Moscow, August 9 (Interfax) - Georgia will become a member of NATO to demonstrate that it is protected and to finally resolve the territorial issue with Russia, said Deputy Prime Minister and State Minister for European Integration Giorgi Baramidze.

"We are making our way to NATO for everyone to see that our country is protected and cannot be conquered," Baramidze said in an interview with Kommersant Online, posted on Tuesday.

Membership in NATO would be a good prerequisite "for conducting a normal dialogue with Russia, and also for settling the territorial issue, if it remains unsettled until then," he said.

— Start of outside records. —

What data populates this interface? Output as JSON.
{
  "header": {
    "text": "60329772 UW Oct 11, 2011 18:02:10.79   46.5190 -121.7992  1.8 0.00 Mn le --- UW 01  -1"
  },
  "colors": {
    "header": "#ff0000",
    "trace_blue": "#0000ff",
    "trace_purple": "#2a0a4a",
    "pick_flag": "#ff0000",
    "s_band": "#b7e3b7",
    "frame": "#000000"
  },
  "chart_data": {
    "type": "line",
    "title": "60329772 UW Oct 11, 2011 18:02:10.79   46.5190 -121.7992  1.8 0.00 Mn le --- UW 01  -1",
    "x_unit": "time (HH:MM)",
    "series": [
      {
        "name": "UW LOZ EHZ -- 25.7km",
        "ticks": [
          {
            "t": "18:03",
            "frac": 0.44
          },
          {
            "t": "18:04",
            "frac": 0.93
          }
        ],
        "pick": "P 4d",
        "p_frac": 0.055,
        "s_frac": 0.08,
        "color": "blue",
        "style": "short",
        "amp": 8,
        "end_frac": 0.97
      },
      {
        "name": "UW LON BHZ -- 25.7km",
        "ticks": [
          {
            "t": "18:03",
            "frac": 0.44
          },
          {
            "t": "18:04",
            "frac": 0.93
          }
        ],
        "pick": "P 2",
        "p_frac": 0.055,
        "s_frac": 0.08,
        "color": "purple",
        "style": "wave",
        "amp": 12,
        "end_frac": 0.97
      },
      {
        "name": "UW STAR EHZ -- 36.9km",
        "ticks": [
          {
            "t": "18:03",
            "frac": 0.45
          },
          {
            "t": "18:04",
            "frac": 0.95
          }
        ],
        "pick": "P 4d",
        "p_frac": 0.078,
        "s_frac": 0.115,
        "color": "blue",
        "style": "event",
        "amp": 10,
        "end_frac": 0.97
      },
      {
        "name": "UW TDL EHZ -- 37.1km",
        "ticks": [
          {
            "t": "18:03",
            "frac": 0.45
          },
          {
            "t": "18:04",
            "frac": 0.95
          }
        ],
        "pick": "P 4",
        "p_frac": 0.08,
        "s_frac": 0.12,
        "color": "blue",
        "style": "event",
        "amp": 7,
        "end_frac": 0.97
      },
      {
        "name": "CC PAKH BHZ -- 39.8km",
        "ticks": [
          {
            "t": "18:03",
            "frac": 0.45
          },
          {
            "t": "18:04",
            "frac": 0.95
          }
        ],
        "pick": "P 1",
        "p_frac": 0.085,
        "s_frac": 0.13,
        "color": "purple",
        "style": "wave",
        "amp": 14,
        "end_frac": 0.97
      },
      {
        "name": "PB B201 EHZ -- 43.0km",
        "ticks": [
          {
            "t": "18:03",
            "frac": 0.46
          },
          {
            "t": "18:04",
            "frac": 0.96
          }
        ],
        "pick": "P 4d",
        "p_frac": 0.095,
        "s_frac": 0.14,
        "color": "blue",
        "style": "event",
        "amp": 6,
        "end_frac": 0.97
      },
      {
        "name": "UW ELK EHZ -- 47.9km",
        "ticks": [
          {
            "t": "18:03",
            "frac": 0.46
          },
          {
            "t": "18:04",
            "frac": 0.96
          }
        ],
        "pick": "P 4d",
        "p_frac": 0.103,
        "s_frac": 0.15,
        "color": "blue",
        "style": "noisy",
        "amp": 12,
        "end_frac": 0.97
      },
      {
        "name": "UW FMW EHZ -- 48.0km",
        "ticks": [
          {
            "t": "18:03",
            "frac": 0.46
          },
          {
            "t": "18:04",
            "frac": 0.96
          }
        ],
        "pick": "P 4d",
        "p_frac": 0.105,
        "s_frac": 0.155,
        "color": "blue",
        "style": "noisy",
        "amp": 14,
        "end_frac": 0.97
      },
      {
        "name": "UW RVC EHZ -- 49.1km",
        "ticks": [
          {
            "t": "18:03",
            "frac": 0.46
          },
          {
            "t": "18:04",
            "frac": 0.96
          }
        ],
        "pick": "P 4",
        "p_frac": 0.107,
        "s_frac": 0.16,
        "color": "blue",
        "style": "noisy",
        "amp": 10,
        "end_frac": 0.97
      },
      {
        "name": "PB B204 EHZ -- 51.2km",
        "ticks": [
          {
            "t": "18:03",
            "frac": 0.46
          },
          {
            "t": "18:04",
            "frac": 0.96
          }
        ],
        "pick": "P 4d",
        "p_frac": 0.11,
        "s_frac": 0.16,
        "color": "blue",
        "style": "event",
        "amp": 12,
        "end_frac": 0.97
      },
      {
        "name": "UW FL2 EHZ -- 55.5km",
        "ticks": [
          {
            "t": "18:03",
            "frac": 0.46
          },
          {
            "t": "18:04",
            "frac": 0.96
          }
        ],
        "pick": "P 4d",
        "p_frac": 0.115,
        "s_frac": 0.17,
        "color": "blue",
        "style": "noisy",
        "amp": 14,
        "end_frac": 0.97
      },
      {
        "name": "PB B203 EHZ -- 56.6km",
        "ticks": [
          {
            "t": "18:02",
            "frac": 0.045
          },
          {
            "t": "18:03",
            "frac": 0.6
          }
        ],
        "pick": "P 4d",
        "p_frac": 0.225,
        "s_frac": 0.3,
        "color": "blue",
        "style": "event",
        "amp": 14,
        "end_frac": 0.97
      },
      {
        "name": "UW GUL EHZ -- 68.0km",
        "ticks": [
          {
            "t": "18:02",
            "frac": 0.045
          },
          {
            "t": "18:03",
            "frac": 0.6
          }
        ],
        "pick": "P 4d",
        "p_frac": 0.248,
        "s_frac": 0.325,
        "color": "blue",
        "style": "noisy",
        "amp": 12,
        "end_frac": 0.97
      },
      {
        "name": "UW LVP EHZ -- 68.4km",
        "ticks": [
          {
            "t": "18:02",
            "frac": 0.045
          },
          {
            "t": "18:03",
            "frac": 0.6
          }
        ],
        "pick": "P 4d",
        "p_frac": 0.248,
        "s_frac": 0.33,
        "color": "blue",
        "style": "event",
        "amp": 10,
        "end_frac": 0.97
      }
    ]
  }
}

Georgia is not willing to carry the confrontation with Russia into NATO," he also said, adding that "NATO will be a positive factor for normalizing our relations."

No preferences on Russia’s part will divert Georgia from its NATO drive, Baramidze said.

There is a contradiction in Russia’s statement that NATO, on the one hand, is not a threat to Russia, but NATO enlargement is, Baramidze continued.

"If Russia is on friendly terms with NATO, how can it claim that a country’s membership of this friendly organization may be a problem?" he said.

The main issue in the relationship between Russia and Georgia is that Georgia does not want to be a subordinate, he said.

"We do not want to be a younger brother. And this is our philosophy. If this psychological factor is overcome, much will change in Russia itself with regards to Georgia," he said.